The recursive nature of the definition of messages in belief propagation on a factor graph makes it quite confusing for me what the messages exactly correspond to: http://en.wikipedia.org/wiki/Belief_propagation
The message from variable to factor, $\mu_{v \rightarrow u}(x_v)$, has $x_v$ as argument, so necessarily will be - in the end - a random variable. The same is valid for $\mu_{u \rightarrow v}(x_v)$, the message from factor to variable. In other words, the memory space required for storing these message should be equal to the cardinality of the finite random variable $x_v$.
In "Pattern Recognition and Machine Learning" (Bishop, 2011), he states in Eq. 8.74.:
$\mu_{x_1 \rightarrow f_a}(x_1) = 1$
How is this possible? Shouldn't that be:
$\mu_{x_1 \rightarrow f_a}(x_1) = x_1$
The result has to be a random variable, and while $1$ as a constant is a degenerate random variable, it doesn't seem to make sense with the next equation 8.78:
$\mu_{x_2 \rightarrow f_b}(x_2) = \mu_{f_a \rightarrow x_2}(x_2) \mu_{f_c \rightarrow x_2}(x_2)$
The message is composed out of a product of the messages from the factor nodes, for example, the one from factor $f_a$ is:
$\mu_{f_a \rightarrow x_2}(x_2)=\sum_{x_1}f_a(x_1,x_2)$
So, $\mu_{f_a \rightarrow x_2}(x_2)$ is definitely a random variable with the same cardinality as $x_2$. And a product of two random variables should be a random variable again, because a random variable is a function after all. Hence $\mu_{x_2 \rightarrow f_b}(x_2)$ is again a random variable of cardinality similar to $x_2$. And if that is the case for this $\mu_{x_i \rightarrow f_j}(x_i)$ I don't understand why that would be different for $\mu_{x_1 \rightarrow f_a}(x_1)$. However, the explanations of belief propagation that I encountered never go into detail on the spaces the variables, functions, or messages operate in.
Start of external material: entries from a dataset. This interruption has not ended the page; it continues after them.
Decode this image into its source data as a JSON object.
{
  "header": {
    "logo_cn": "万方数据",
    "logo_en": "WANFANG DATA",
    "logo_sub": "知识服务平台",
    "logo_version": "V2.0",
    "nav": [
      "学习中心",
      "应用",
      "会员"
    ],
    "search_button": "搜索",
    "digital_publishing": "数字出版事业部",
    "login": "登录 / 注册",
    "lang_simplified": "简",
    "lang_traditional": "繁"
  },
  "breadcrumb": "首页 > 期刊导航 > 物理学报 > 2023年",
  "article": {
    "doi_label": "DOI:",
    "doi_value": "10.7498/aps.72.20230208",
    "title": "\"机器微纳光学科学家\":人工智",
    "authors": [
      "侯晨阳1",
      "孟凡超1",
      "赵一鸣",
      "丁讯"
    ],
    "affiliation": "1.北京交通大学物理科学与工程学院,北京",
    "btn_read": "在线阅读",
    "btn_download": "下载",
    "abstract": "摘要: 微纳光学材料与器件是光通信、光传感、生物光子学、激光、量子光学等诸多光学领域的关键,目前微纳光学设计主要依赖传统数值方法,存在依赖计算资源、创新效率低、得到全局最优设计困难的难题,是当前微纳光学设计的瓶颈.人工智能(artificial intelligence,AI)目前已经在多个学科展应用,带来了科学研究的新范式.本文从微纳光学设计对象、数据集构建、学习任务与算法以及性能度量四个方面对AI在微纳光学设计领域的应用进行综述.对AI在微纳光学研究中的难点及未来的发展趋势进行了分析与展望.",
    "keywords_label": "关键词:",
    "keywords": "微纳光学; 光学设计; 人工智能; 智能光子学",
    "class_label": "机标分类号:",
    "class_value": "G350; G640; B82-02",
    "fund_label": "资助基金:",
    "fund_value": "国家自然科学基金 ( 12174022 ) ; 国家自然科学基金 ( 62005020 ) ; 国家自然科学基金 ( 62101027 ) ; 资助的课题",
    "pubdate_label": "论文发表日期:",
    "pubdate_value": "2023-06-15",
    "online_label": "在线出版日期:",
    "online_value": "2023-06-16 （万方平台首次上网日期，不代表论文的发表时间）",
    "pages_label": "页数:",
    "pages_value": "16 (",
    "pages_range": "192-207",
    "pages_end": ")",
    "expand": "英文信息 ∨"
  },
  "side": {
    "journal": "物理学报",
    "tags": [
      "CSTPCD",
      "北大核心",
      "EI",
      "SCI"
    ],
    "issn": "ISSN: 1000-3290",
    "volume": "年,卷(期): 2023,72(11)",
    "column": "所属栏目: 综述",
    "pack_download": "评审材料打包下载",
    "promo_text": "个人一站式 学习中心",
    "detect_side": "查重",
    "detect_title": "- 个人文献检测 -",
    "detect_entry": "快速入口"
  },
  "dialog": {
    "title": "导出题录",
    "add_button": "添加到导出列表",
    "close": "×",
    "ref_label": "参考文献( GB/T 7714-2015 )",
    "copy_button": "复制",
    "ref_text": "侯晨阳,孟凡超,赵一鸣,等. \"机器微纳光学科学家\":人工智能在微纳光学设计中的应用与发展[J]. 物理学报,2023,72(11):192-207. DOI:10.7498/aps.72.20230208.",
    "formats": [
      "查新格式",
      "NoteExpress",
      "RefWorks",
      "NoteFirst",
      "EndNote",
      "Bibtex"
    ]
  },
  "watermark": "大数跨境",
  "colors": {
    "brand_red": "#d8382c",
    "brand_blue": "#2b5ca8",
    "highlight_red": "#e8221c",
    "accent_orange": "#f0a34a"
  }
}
It might be useful to distinguish between variable names "$v$" and the value "$x$" a variable can take.
Each variable $v$ has a domain $D_v$. Usually this is finite, and often it is $\{0,1\}$. A message to or from $v$ is a function $D_v\to\mathbb R_{\geq 0}$. This is like a probability distribution, but doesn't have to be normalised (depending on convention).
We start the sum-product algorithm by sending out an uninformative prior: the constant function $\mu_{v\to f}\colon D_v\to\mathbb R_{\geq 0}$ defined by $\mu_{v\to f}(x)=1$. It would be a type error to set $\mu_{v\to f}(x)=v$ or $\mu_{v\to f}(x)=x$: messages are functions taking real values, but $v$ is a variable name, and $x$ is an element of a domain $D_v$ (which I think Bishop allows to be an arbitrary finite set).
There are no random variables anywhere in the sum-product algorithm - it is deterministic. However, the marginals it computes can be viewed as a probability distribution.